Erlendur le explicó que era policía y que el coche estaba relacionado con una antigua desaparición. El hombre sintió un repentino interés. Dijo que había comprado el taller de desguaces a un individuo llamado Haukur, a mediados de los noventa, y que no recordaba que hubiera allí ningún Ford Falcon. Dijo que el anterior propietario, que había muerto hacía muchísimos años, llevaba el registro de todos los vehículos que compraba para desguace, e invitó a Erlendur a entrar en un cuartito en la oficina, que estaba repleto hasta el techo de carpetas y cajas de documentos.

—Ésta es nuestra contabilidad —informó el hombre, con una sonrisa de disculpa—. Aquí no acostumbramos a tirar nada. Puedes mirar todo lo que quieras. Yo nunca me decidí a llevar un registro de los coches, no sirve para nada, pero el viejo Haukur lo llevaba muy concienzudamente.

Erlendur le dio las gracias y empezó a examinar las carpetas, que llevaban todas el año escrito en el lomo. Vio un montón de los años ochenta y empezó por ellas. No sabía por qué estaba buscando aquel coche. No tenía ni idea de en qué podía ayudarle, si aún existía. Sigurdur Óli le había preguntado por qué estaba tan interesado en aquella desaparición, y no en las otras que les habían contado los días anteriores. Erlendur no tuvo una respuesta plausible para su pregunta. Sigurdur Óli no habría comprendido nunca a qué se refería si le decía que no podía apartar de su memoria a aquella mujer solitaria que cree que por fin ha conseguido encontrar la felicidad, nerviosa delante de la lechería, mira su reloj de pulsera y espera al compañero al que ama.

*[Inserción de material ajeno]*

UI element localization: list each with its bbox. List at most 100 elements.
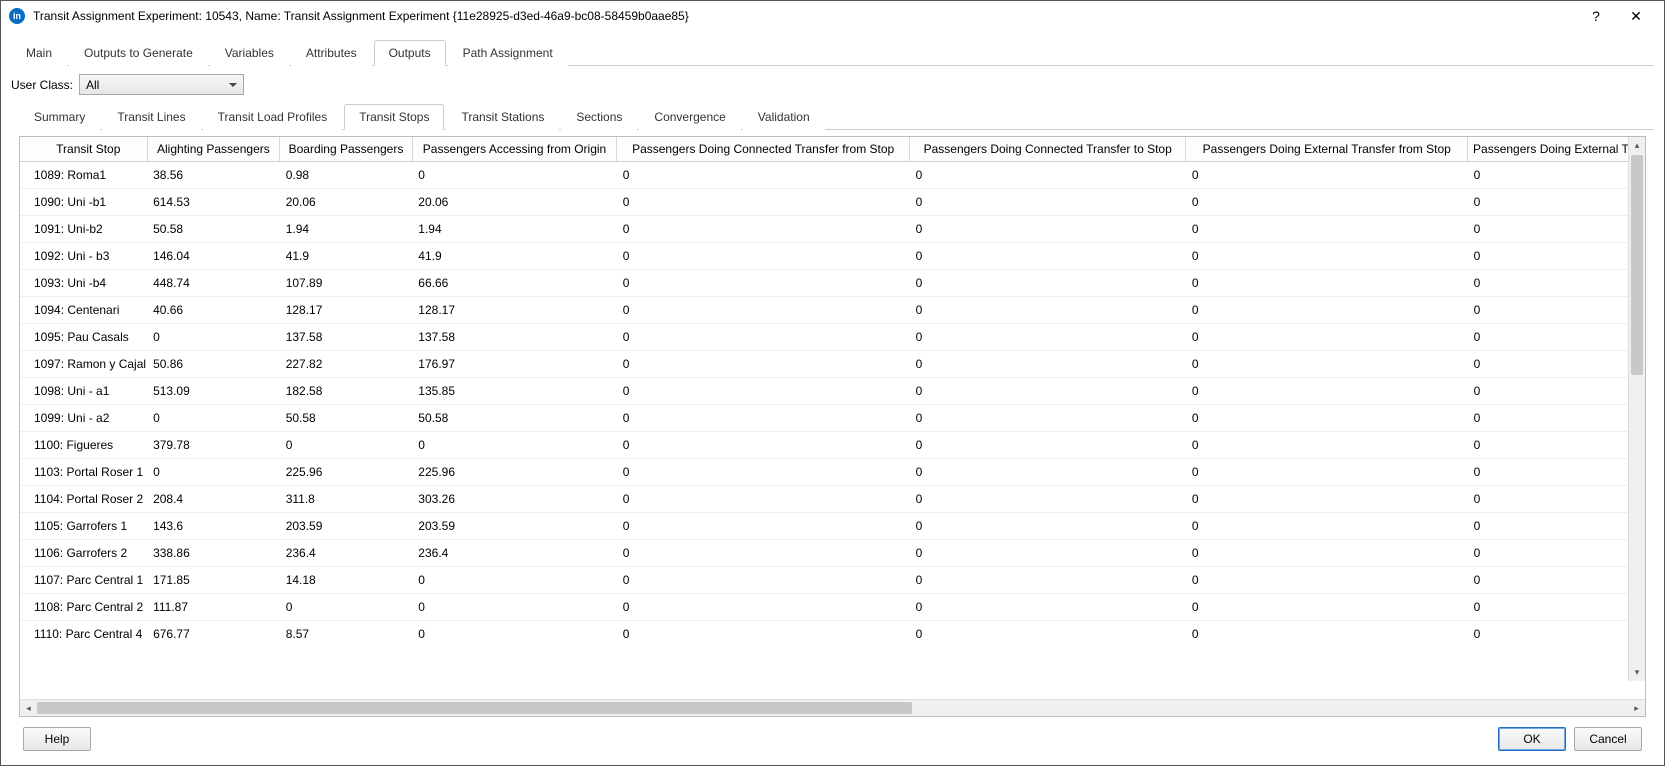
- column-header[interactable]: Passengers Doing Connected Transfer from…: [617, 137, 910, 162]
- cell-extfrom: 0: [1186, 324, 1468, 351]
- cell-to: 0: [910, 486, 1186, 513]
- cancel-button[interactable]: Cancel: [1574, 727, 1642, 751]
- scroll-right-icon[interactable]: ▸: [1628, 700, 1645, 717]
- column-header[interactable]: Transit Stop: [20, 137, 147, 162]
- main-tab-outputs[interactable]: Outputs: [374, 40, 446, 66]
- table-row[interactable]: 1099: Uni - a2050.5850.580000: [20, 405, 1645, 432]
- sub-tab-transit-stations[interactable]: Transit Stations: [446, 104, 559, 130]
- sub-tab-sections[interactable]: Sections: [561, 104, 637, 130]
- table-row[interactable]: 1100: Figueres379.78000000: [20, 432, 1645, 459]
- main-tab-row: MainOutputs to GenerateVariablesAttribut…: [11, 39, 1654, 66]
- ok-button[interactable]: OK: [1498, 727, 1566, 751]
- column-header[interactable]: Passengers Doing External Tra: [1468, 137, 1645, 162]
- sub-tab-transit-load-profiles[interactable]: Transit Load Profiles: [203, 104, 343, 130]
- user-class-select[interactable]: All: [79, 74, 244, 95]
- table-row[interactable]: 1091: Uni-b250.581.941.940000: [20, 216, 1645, 243]
- table-row[interactable]: 1110: Parc Central 4676.778.5700000: [20, 621, 1645, 648]
- cell-board: 20.06: [280, 189, 413, 216]
- user-class-row: User Class: All: [11, 74, 1654, 95]
- table-row[interactable]: 1106: Garrofers 2338.86236.4236.40000: [20, 540, 1645, 567]
- horizontal-scrollbar[interactable]: ◂ ▸: [20, 699, 1645, 716]
- main-tab-path-assignment[interactable]: Path Assignment: [448, 40, 568, 66]
- table-row[interactable]: 1104: Portal Roser 2208.4311.8303.260000: [20, 486, 1645, 513]
- table-row[interactable]: 1105: Garrofers 1143.6203.59203.590000: [20, 513, 1645, 540]
- cell-orig: 41.9: [412, 243, 616, 270]
- scroll-up-icon[interactable]: ▴: [1629, 137, 1645, 154]
- cell-stop: 1090: Uni -b1: [20, 189, 147, 216]
- cell-stop: 1092: Uni - b3: [20, 243, 147, 270]
- cell-stop: 1091: Uni-b2: [20, 216, 147, 243]
- cell-to: 0: [910, 405, 1186, 432]
- sub-tab-validation[interactable]: Validation: [743, 104, 825, 130]
- cell-extto: 0: [1468, 297, 1645, 324]
- cell-stop: 1108: Parc Central 2: [20, 594, 147, 621]
- close-icon[interactable]: ✕: [1616, 2, 1656, 30]
- column-header[interactable]: Boarding Passengers: [280, 137, 413, 162]
- table-row[interactable]: 1095: Pau Casals0137.58137.580000: [20, 324, 1645, 351]
- hscroll-thumb[interactable]: [37, 702, 912, 714]
- cell-extfrom: 0: [1186, 621, 1468, 648]
- cell-alight: 38.56: [147, 162, 280, 189]
- main-tab-attributes[interactable]: Attributes: [291, 40, 372, 66]
- main-tab-main[interactable]: Main: [11, 40, 67, 66]
- user-class-label: User Class:: [11, 78, 73, 92]
- sub-tab-convergence[interactable]: Convergence: [639, 104, 740, 130]
- cell-stop: 1094: Centenari: [20, 297, 147, 324]
- cell-extto: 0: [1468, 513, 1645, 540]
- help-icon[interactable]: ?: [1576, 2, 1616, 30]
- cell-board: 1.94: [280, 216, 413, 243]
- user-class-value: All: [86, 78, 99, 92]
- scroll-down-icon[interactable]: ▾: [1629, 664, 1645, 681]
- table-row[interactable]: 1089: Roma138.560.9800000: [20, 162, 1645, 189]
- column-header[interactable]: Alighting Passengers: [147, 137, 280, 162]
- cell-extfrom: 0: [1186, 297, 1468, 324]
- cell-to: 0: [910, 621, 1186, 648]
- sub-tab-summary[interactable]: Summary: [19, 104, 100, 130]
- table-row[interactable]: 1107: Parc Central 1171.8514.1800000: [20, 567, 1645, 594]
- column-header[interactable]: Passengers Accessing from Origin: [412, 137, 616, 162]
- main-tab-outputs-to-generate[interactable]: Outputs to Generate: [69, 40, 208, 66]
- dialog-window: in Transit Assignment Experiment: 10543,…: [0, 0, 1665, 766]
- cell-stop: 1100: Figueres: [20, 432, 147, 459]
- cell-alight: 50.86: [147, 351, 280, 378]
- cell-stop: 1104: Portal Roser 2: [20, 486, 147, 513]
- cell-extto: 0: [1468, 270, 1645, 297]
- table-row[interactable]: 1090: Uni -b1614.5320.0620.060000: [20, 189, 1645, 216]
- table-row[interactable]: 1098: Uni - a1513.09182.58135.850000: [20, 378, 1645, 405]
- cell-to: 0: [910, 513, 1186, 540]
- hscroll-track[interactable]: [37, 700, 1628, 716]
- cell-to: 0: [910, 189, 1186, 216]
- cell-stop: 1099: Uni - a2: [20, 405, 147, 432]
- cell-extfrom: 0: [1186, 432, 1468, 459]
- cell-alight: 40.66: [147, 297, 280, 324]
- help-button[interactable]: Help: [23, 727, 91, 751]
- vertical-scrollbar[interactable]: ▴ ▾: [1628, 137, 1645, 681]
- table-row[interactable]: 1093: Uni -b4448.74107.8966.660000: [20, 270, 1645, 297]
- cell-stop: 1093: Uni -b4: [20, 270, 147, 297]
- cell-board: 203.59: [280, 513, 413, 540]
- column-header[interactable]: Passengers Doing External Transfer from …: [1186, 137, 1468, 162]
- cell-extto: 0: [1468, 486, 1645, 513]
- table-row[interactable]: 1092: Uni - b3146.0441.941.90000: [20, 243, 1645, 270]
- cell-board: 14.18: [280, 567, 413, 594]
- cell-extfrom: 0: [1186, 567, 1468, 594]
- table-row[interactable]: 1108: Parc Central 2111.87000000: [20, 594, 1645, 621]
- sub-tab-transit-lines[interactable]: Transit Lines: [102, 104, 200, 130]
- cell-stop: 1105: Garrofers 1: [20, 513, 147, 540]
- column-header[interactable]: Passengers Doing Connected Transfer to S…: [910, 137, 1186, 162]
- cell-extfrom: 0: [1186, 459, 1468, 486]
- main-tab-variables[interactable]: Variables: [210, 40, 289, 66]
- vscroll-thumb[interactable]: [1631, 155, 1643, 375]
- cell-to: 0: [910, 270, 1186, 297]
- cell-alight: 171.85: [147, 567, 280, 594]
- table-row[interactable]: 1094: Centenari40.66128.17128.170000: [20, 297, 1645, 324]
- sub-tab-transit-stops[interactable]: Transit Stops: [344, 104, 444, 130]
- cell-board: 311.8: [280, 486, 413, 513]
- cell-from: 0: [617, 189, 910, 216]
- cell-to: 0: [910, 324, 1186, 351]
- table-row[interactable]: 1103: Portal Roser 10225.96225.960000: [20, 459, 1645, 486]
- button-row: Help OK Cancel: [11, 717, 1654, 761]
- scroll-left-icon[interactable]: ◂: [20, 700, 37, 717]
- cell-extto: 0: [1468, 378, 1645, 405]
- table-row[interactable]: 1097: Ramon y Cajal - 250.86227.82176.97…: [20, 351, 1645, 378]
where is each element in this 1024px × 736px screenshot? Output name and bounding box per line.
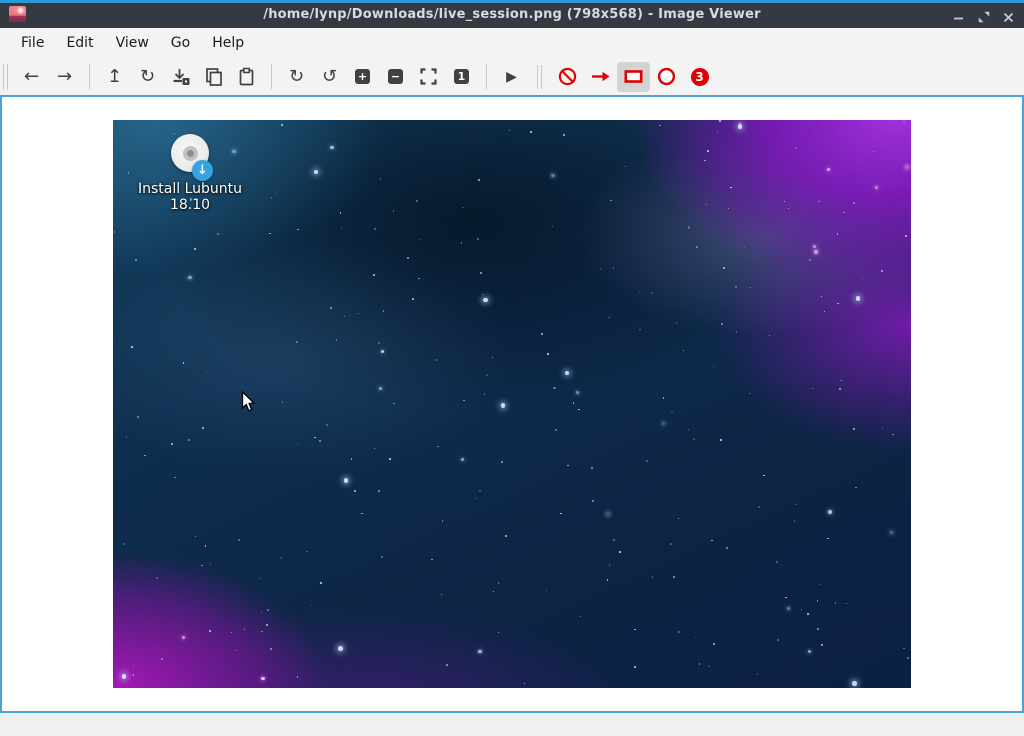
prohibit-icon [557, 66, 578, 87]
slideshow-play-button[interactable]: ▶ [495, 62, 528, 92]
original-size-icon: 1 [454, 69, 469, 84]
cd-hole [187, 150, 194, 157]
red-arrow-icon [590, 66, 611, 87]
arrow-left-icon: ← [24, 68, 39, 86]
save-button[interactable] [164, 62, 197, 92]
upload-icon: ↥ [107, 68, 122, 86]
zoom-out-icon: − [388, 69, 403, 84]
minimize-icon [953, 12, 964, 23]
menu-file[interactable]: File [10, 31, 55, 55]
download-badge: ↓ [192, 160, 213, 181]
copy-icon [203, 66, 224, 87]
menubar: File Edit View Go Help [0, 28, 1024, 58]
upload-button[interactable]: ↥ [98, 62, 131, 92]
status-bar [0, 713, 1024, 736]
viewer-area: ↓ Install Lubuntu 18.10 [0, 95, 1024, 713]
number-tool-button[interactable]: 3 [683, 62, 716, 92]
toolbar-drag-handle[interactable] [537, 65, 542, 89]
window-title: /home/lynp/Downloads/live_session.png (7… [0, 7, 1024, 22]
toolbar-separator [271, 64, 272, 89]
close-icon [1003, 12, 1014, 23]
cd-ring [183, 146, 198, 161]
desktop-icon-label: Install Lubuntu 18.10 [115, 181, 265, 213]
rotate-cw-icon: ↻ [289, 68, 304, 86]
menu-edit[interactable]: Edit [55, 31, 104, 55]
minimize-button[interactable] [949, 8, 968, 27]
no-tool-button[interactable] [551, 62, 584, 92]
desktop-icon-label-line1: Install Lubuntu [115, 181, 265, 197]
rotate-counterclockwise-button[interactable]: ↺ [313, 62, 346, 92]
copy-button[interactable] [197, 62, 230, 92]
forward-button[interactable]: → [48, 62, 81, 92]
paste-button[interactable] [230, 62, 263, 92]
rectangle-tool-button[interactable] [617, 62, 650, 92]
zoom-in-button[interactable]: + [346, 62, 379, 92]
menu-help[interactable]: Help [201, 31, 255, 55]
toolbar: ← → ↥ ↻ ↻ ↺ + [0, 58, 1024, 95]
zoom-in-icon: + [355, 69, 370, 84]
original-size-button[interactable]: 1 [445, 62, 478, 92]
rotate-ccw-icon: ↺ [322, 68, 337, 86]
restore-button[interactable] [974, 8, 993, 27]
number-badge-icon: 3 [691, 68, 709, 86]
red-rectangle-icon [623, 66, 644, 87]
play-icon: ▶ [506, 70, 517, 84]
titlebar[interactable]: /home/lynp/Downloads/live_session.png (7… [0, 0, 1024, 28]
toolbar-drag-handle[interactable] [3, 64, 8, 90]
install-lubuntu-desktop-icon: ↓ Install Lubuntu 18.10 [115, 134, 265, 213]
fit-window-button[interactable] [412, 62, 445, 92]
red-circle-icon [656, 66, 677, 87]
reload-button[interactable]: ↻ [131, 62, 164, 92]
mouse-cursor-icon [241, 391, 256, 413]
restore-icon [978, 11, 990, 23]
zoom-out-button[interactable]: − [379, 62, 412, 92]
toolbar-separator [89, 64, 90, 89]
back-button[interactable]: ← [15, 62, 48, 92]
download-badge-icon [170, 66, 191, 87]
toolbar-separator [486, 64, 487, 89]
arrow-tool-button[interactable] [584, 62, 617, 92]
arrow-right-icon: → [57, 68, 72, 86]
circle-tool-button[interactable] [650, 62, 683, 92]
menu-go[interactable]: Go [160, 31, 201, 55]
close-button[interactable] [999, 8, 1018, 27]
window-controls [949, 6, 1018, 28]
rotate-clockwise-button[interactable]: ↻ [280, 62, 313, 92]
reload-icon: ↻ [140, 68, 155, 86]
menu-view[interactable]: View [105, 31, 160, 55]
paste-icon [236, 66, 257, 87]
desktop-icon-label-line2: 18.10 [115, 197, 265, 213]
image-canvas[interactable]: ↓ Install Lubuntu 18.10 [113, 120, 911, 688]
fit-window-icon [420, 68, 437, 85]
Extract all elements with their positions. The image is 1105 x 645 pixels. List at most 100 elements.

Tres horas más tarde, cuando Erlendur estaba ya a punto de darse por vencido y el propietario le había preguntado varias veces si había encontrado algo, halló lo que buscaba, la factura de una transacción de aquel coche. El desguace había vendido un Ford Falcon negro el 21 de octubre de 1979, con motor inservible, aspecto interior aceptable, pintura en buen estado. Sin matrícula. Había una factura escrita a lápiz grapada en la hoja de la descripción. En ella decía: «Falcon, año de fabricación 1967. Precio: 35.000 coronas. Comprador: Hermann Albertsson».